Is each JSON object in the Kafka message expected to have the same timestamp? Or at least a timestamp within the same (configured) bucket interval? If so, I suppose you could make a CamusWrapper that knows how to extract the timestamp out of the first object in the array. Camus uses the timestamp field on each CamusWrapper instance to know what timestamp a particular Kafka message is associated with. You could make CamusWrapper<String[]> instances, but each string in that instance would have the same timestamp.
If you did that, you’d have to also make a ArrayStringRecordWriterProvider, or something like that, so that the code writing the records to HDFS would know how to join your array on newline.
Oh! Or, if you want to keep your life simpler, you could just join the array into a string in your CamusWrapper’s decode() method. Maybe add a new property to JsonStringMessageDecoder to indicate that you want JSON arrays joined together with newlines.

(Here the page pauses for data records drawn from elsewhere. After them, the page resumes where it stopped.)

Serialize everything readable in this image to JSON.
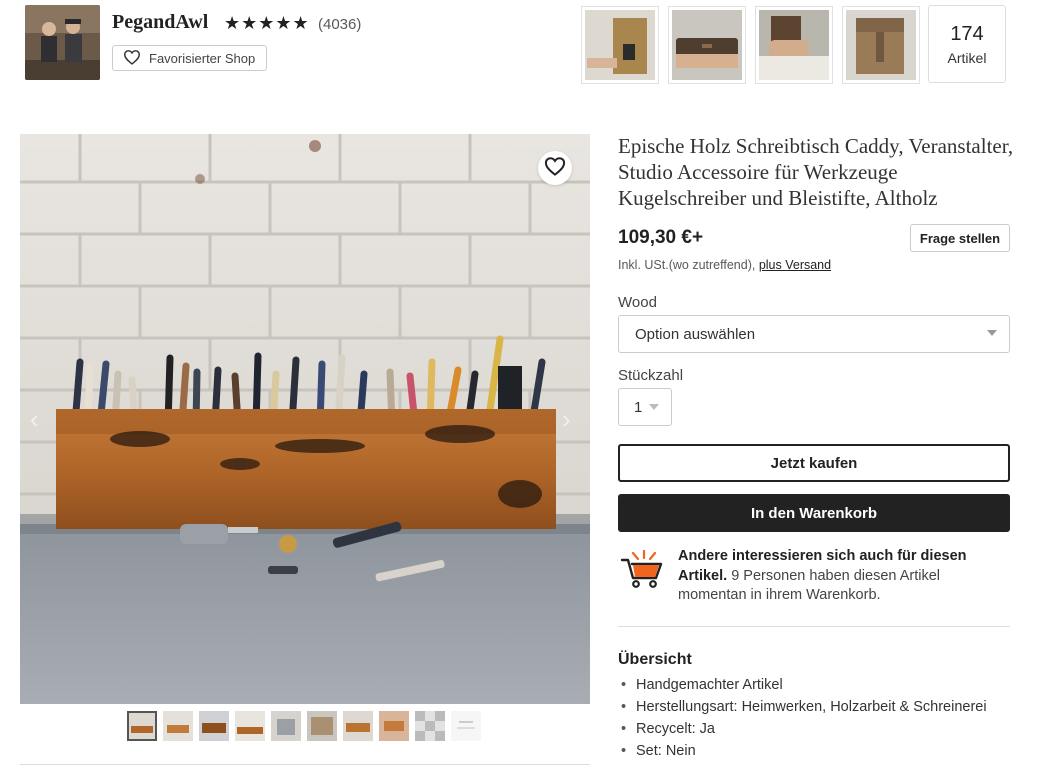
{
  "header": {
    "shop_name": "PegandAwl",
    "stars": "★★★★★",
    "review_count": "(4036)",
    "favorite_shop_label": "Favorisierter Shop",
    "item_count": "174",
    "item_count_label": "Artikel"
  },
  "listing": {
    "title": "Epische Holz Schreibtisch Caddy, Veranstalter, Studio Accessoire für Werkzeuge Kugelschreiber und Bleistifte, Altholz",
    "price": "109,30 €+",
    "ask_question_label": "Frage stellen",
    "tax_note": "Inkl. USt.(wo zutreffend),",
    "shipping_link": "plus Versand",
    "variation_label": "Wood",
    "variation_placeholder": "Option auswählen",
    "quantity_label": "Stückzahl",
    "quantity_value": "1",
    "buy_now_label": "Jetzt kaufen",
    "add_to_cart_label": "In den Warenkorb",
    "social_bold": "Andere interessieren sich auch für diesen Artikel.",
    "social_text": "9 Personen haben diesen Artikel momentan in ihrem Warenkorb.",
    "overview_title": "Übersicht",
    "overview_items": [
      "Handgemachter Artikel",
      "Herstellungsart: Heimwerken, Holzarbeit & Schreinerei",
      "Recycelt: Ja",
      "Set: Nein"
    ]
  },
  "icons": {
    "favorite": "heart-icon",
    "cart": "shopping-cart-icon",
    "prev": "chevron-left-icon",
    "next": "chevron-right-icon"
  },
  "colors": {
    "primary_button": "#222222",
    "text": "#222222"
  }
}
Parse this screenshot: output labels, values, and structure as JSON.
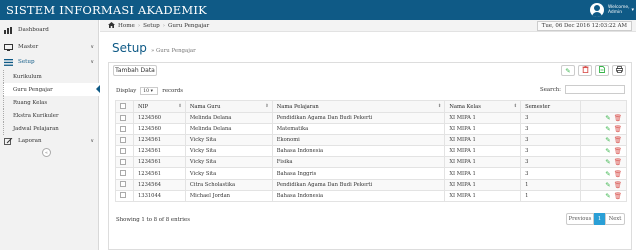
{
  "app": {
    "title": "SISTEM INFORMASI AKADEMIK"
  },
  "user": {
    "greeting": "Welcome,",
    "name": "Admin"
  },
  "sidebar": {
    "items": [
      {
        "label": "Dashboard"
      },
      {
        "label": "Master"
      },
      {
        "label": "Setup"
      },
      {
        "label": "Laporan"
      }
    ],
    "setup_children": [
      {
        "label": "Kurikulum"
      },
      {
        "label": "Guru Pengajar"
      },
      {
        "label": "Ruang Kelas"
      },
      {
        "label": "Ekstra Kurikuler"
      },
      {
        "label": "Jadwal Pelajaran"
      }
    ]
  },
  "breadcrumb": {
    "home": "Home",
    "setup": "Setup",
    "current": "Guru Pengajar"
  },
  "datetime": "Tue, 06 Dec 2016  12:03:22 AM",
  "page": {
    "title": "Setup",
    "subtitle": "» Guru Pengajar"
  },
  "toolbar": {
    "add_label": "Tambah Data"
  },
  "table_controls": {
    "display_label": "Display",
    "display_value": "10",
    "records_label": "records",
    "search_label": "Search:"
  },
  "table": {
    "columns": [
      "NIP",
      "Nama Guru",
      "Nama Pelajaran",
      "Nama Kelas",
      "Semester"
    ],
    "rows": [
      [
        "1234560",
        "Melinda Delana",
        "Pendidikan Agama Dan Budi Pekerti",
        "XI MIPA 1",
        "3"
      ],
      [
        "1234560",
        "Melinda Delana",
        "Matematika",
        "XI MIPA 1",
        "3"
      ],
      [
        "1234561",
        "Vicky Sita",
        "Ekonomi",
        "XI MIPA 1",
        "3"
      ],
      [
        "1234561",
        "Vicky Sita",
        "Bahasa Indonesia",
        "XI MIPA 1",
        "3"
      ],
      [
        "1234561",
        "Vicky Sita",
        "Fisika",
        "XI MIPA 1",
        "3"
      ],
      [
        "1234561",
        "Vicky Sita",
        "Bahasa Inggris",
        "XI MIPA 1",
        "3"
      ],
      [
        "1234564",
        "Citra Scholastika",
        "Pendidikan Agama Dan Budi Pekerti",
        "XI MIPA 1",
        "1"
      ],
      [
        "1331044",
        "Michael Jordan",
        "Bahasa Indonesia",
        "XI MIPA 1",
        "1"
      ]
    ]
  },
  "footer": {
    "showing": "Showing 1 to 8 of 8 entries",
    "prev": "Previous",
    "page": "1",
    "next": "Next"
  },
  "colors": {
    "topbar": "#0f5a86",
    "accent": "#2a9fd6",
    "edit": "#38b44a",
    "delete": "#d9534f"
  }
}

// Possible property name?
camus.message.decoder.json.array.join=true
// pseudo code, dunno how this would actually work
String recordDelimiter = context.getConfiguration().get(ETL_OUTPUT_RECORD_DELIMITER, DEFAULT_RECORD_DELIMITER);
bool joinArrays = context.getConfiguration().get(‘camus.message.decoder.json.array.join', false);
if (joinArrays && jsonObject.isArray()) {
payloadString = jsonObject.join(recordDelimiter);
}
else {
paylaodString = new String(payload);
}
Dunno, just a thought. I’m not sure if this would be better to do in the Decoder or the RecordWriter.
-Ao